Sorry for the spaz, just really dig this stuff and excited. 

Thanks
Abs


Sent from my iPhone using Wine Making


----------



## grapeman (May 24, 2014)

Don't cut away any more of the vine, that won't make it grow. Just keep the soil moist and wait for them to grow. Most will grow if you don't destroy it checking it too often by cutting into it.


----------



## Abs (Jul 10, 2014)

2 of my 4 vines are successfully growing vines. I switched one out for one more stalled just after sprouts. 
I included a picture of the stalled vine. 
Can anyone tell me what may have caused it, and what I may be able to do to save it? Can I test the vine?

The second picture is a good vine for reference. 



Thanks
Abs 


Sent from my iPhone using Wine Making


----------



## fivebk (Jul 10, 2014)

Make sure the soil is packed around the vine really good an air pocket around the roots will keep them from growing. I know because I had moles tunnel under one vine and it looked like it was dead.
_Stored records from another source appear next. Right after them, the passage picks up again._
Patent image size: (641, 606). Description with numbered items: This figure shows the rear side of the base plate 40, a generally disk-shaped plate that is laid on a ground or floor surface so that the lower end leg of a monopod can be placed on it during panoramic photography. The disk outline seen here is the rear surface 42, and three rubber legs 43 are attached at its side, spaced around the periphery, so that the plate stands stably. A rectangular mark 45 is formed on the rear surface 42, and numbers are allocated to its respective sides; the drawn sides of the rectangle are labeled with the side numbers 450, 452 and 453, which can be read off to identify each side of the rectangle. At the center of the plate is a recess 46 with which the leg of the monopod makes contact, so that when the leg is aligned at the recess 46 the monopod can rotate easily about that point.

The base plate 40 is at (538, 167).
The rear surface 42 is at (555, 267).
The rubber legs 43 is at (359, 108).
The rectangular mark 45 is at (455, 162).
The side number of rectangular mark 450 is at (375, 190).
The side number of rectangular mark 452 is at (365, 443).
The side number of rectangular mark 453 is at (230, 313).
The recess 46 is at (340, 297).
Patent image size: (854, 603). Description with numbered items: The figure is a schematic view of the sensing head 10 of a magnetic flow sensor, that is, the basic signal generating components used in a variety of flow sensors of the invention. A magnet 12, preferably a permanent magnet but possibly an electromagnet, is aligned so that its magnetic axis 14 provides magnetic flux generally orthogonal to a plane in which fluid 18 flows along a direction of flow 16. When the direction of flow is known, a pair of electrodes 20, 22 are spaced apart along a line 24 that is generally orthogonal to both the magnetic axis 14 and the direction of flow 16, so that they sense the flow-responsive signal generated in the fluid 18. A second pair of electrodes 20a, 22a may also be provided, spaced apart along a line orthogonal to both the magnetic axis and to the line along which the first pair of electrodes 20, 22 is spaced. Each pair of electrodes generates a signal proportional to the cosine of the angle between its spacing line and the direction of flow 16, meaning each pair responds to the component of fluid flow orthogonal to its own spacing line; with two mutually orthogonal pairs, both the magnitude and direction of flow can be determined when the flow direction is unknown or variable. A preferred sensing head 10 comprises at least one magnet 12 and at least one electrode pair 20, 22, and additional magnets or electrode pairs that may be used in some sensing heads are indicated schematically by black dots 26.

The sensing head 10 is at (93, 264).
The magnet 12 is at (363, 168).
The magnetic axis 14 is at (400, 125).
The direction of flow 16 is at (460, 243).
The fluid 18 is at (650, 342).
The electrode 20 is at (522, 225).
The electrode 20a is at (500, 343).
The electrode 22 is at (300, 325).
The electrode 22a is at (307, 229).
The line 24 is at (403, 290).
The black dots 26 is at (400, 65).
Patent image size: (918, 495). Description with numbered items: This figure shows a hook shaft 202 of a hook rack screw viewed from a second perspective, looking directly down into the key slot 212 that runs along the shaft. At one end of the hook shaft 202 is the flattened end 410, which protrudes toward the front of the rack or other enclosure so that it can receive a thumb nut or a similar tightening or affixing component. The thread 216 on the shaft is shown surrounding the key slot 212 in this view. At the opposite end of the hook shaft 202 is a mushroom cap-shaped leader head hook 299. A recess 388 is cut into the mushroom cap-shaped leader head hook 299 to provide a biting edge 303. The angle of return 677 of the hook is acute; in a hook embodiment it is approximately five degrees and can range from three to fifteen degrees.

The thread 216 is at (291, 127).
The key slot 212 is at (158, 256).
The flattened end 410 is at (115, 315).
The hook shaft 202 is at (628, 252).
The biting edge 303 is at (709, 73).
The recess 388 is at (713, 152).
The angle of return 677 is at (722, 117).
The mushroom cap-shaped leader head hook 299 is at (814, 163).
All I did was stomp the ground around it real good with my boot and within a week it was growing.

BOB


----------



## GreginND (Jul 10, 2014)

The picture is kind of blurry so I can't really see what is going on with the shoots. Can you focus your camera on the vine and not on the background?

It looks green so it should be alive. Did something eat the leaves? If it is alive it is possible it may push more shoots from below. I would keep it moist and see what happens. I had some vines this year that took more than a month after all my other vines were growing well to show signs of life. They are doing well now.


----------



## Abs (Jul 10, 2014)

Thanks guys. Here's a better picture. 
When I touched the shots, two of them broke off. 



Sent from my iPhone using Wine Making


----------



## Abs (Jul 10, 2014)

I meant when I touched the "shoots" two broke off


Sent from my iPhone using Wine Making


----------



## garymc (Jul 14, 2014)

Where are you, what kind of vines, and is that clay soil?


----------



## Abs (Jul 16, 2014)

I live in southern germany. These are Regent grapes...a new hybrid. 
There isn't a lot of clay in the soil.

Should I clip off a little from the top to see if it is green. Or maybe dig up the vines to see if the roots are having any pest or other problems?

Thanks all again

Abs


Sent from my iPad using Wine Making


----------



## GreginND (Jul 17, 2014)

No don't mess with it. Keep it watered and see if new growth appears. Don't be in a hurry. I would not give up on it unless you don't see growth next spring. 


Sent from my iPad using Wine Making


----------